The mesencephalic astroglia‐conditioned medium (GCM) greatly increases dopamine (DA) phenotype expression, and it also protects from spontaneous and toxin‐induced cell death in midbrain cultures. In this study, we have investigated the signaling pathways implicated in those effects. Genistein at 5 μM, an inhibitor of tyrosine kinase receptors, and KT‐5720, a protein kinase A inhibitor, blocked the GCM‐induced effects on DA phenotype expression and DA cell survival but did not abolish the increased astrocytic (glial fibrillary acidic protein‐positive; GFAP + ) processes.

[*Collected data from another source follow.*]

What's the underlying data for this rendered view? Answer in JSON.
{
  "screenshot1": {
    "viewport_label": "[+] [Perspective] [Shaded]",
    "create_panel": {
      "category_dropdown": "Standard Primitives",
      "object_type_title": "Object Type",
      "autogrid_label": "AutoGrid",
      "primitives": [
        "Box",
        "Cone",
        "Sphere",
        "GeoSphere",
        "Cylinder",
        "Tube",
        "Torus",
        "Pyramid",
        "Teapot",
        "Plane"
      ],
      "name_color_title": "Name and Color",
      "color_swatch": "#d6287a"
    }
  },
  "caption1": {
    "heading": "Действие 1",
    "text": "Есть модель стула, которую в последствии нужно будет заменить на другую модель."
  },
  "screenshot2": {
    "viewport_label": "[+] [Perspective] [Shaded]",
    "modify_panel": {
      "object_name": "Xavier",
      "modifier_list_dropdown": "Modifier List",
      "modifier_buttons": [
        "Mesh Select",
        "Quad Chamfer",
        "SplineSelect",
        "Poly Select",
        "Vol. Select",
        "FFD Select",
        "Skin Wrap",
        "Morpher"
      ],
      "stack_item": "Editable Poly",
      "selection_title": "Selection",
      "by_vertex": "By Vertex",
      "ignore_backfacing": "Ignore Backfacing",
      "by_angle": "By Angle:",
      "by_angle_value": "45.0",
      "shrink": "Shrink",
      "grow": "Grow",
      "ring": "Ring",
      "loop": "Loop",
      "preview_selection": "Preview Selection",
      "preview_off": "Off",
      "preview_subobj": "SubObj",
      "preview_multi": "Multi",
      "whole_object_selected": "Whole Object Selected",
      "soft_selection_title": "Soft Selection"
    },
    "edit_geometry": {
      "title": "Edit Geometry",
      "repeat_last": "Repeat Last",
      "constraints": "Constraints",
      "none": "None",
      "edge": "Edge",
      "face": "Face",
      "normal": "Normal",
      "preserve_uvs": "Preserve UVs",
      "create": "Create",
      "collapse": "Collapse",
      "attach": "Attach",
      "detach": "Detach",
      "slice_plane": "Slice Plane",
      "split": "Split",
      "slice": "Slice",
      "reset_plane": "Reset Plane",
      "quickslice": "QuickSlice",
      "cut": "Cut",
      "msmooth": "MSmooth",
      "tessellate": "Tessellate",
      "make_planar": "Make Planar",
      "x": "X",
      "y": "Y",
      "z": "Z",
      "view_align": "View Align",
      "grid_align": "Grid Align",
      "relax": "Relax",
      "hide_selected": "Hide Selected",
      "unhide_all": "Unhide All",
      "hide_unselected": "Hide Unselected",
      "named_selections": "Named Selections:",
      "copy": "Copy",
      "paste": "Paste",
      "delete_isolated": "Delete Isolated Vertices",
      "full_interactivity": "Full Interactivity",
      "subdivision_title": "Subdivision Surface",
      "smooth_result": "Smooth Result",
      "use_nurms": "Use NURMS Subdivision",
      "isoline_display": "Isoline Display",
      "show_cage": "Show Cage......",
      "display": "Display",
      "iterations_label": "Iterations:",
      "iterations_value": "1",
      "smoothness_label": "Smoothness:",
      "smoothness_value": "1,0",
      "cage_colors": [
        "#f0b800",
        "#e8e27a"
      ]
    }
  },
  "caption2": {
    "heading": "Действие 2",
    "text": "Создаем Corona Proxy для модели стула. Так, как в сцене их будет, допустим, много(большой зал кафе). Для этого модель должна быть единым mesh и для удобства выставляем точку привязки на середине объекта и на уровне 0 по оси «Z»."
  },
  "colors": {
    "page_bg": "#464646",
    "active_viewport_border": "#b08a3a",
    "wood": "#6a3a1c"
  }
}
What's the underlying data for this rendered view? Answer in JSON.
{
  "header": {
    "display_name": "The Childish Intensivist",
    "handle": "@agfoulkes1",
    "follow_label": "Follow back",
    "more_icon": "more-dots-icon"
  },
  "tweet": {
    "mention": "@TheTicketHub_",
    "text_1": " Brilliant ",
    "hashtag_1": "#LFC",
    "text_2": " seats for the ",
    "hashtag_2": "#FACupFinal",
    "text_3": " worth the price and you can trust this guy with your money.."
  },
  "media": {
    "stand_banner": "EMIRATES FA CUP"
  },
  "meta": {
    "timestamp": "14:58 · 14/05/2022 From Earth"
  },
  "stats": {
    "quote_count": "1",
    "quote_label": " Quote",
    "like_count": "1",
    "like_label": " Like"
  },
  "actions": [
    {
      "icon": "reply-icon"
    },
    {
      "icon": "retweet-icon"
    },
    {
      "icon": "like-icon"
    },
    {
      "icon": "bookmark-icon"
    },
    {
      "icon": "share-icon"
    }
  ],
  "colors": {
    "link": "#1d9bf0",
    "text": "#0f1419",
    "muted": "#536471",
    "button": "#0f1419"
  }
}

We analyzed the role of phosphatidylinositol‐3 kinase (PI‐3K) on TH induction and cell survival, with the PI‐3K inhibitors LY‐294002 and wortmannin, and the role of the phosphorylation of mitogen‐activated protein kinase (MAPK) with PD‐98059, a p‐ERK1/2 MAPK inhibitor. LY‐294002 at 20–30 μM blocked the GCM‐induced effects on TH expression and DA cell survival but did not abolish the increased astrocytic processes. PD‐98059 at 20 and 40 μM blocked the GCM‐induced effects on DA phenotype, cell survival, and GFAP expression. However, staurosporine at 10 nM, a protein kinase C inhibitor, only blocked the protective effects induced by GCM on midbrain cell apoptosis. The data presented herein show that tyrosine kinase receptors, cAMP‐dependent protein kinase, PI‐3K, and MAPK signaling pathways are implicated in de novo synthesis of TH + cells induced by GCM as well as in DA cell apoptosis and that these effects are unrelated to increased GFAP expression. PKC inhibitors only abolished the GCM‐induced effects on midbrain neuronal survival, suggesting that signaling pathways for DA phenotype expression and survival may be independent. © 2003 Wiley‐Liss, Inc.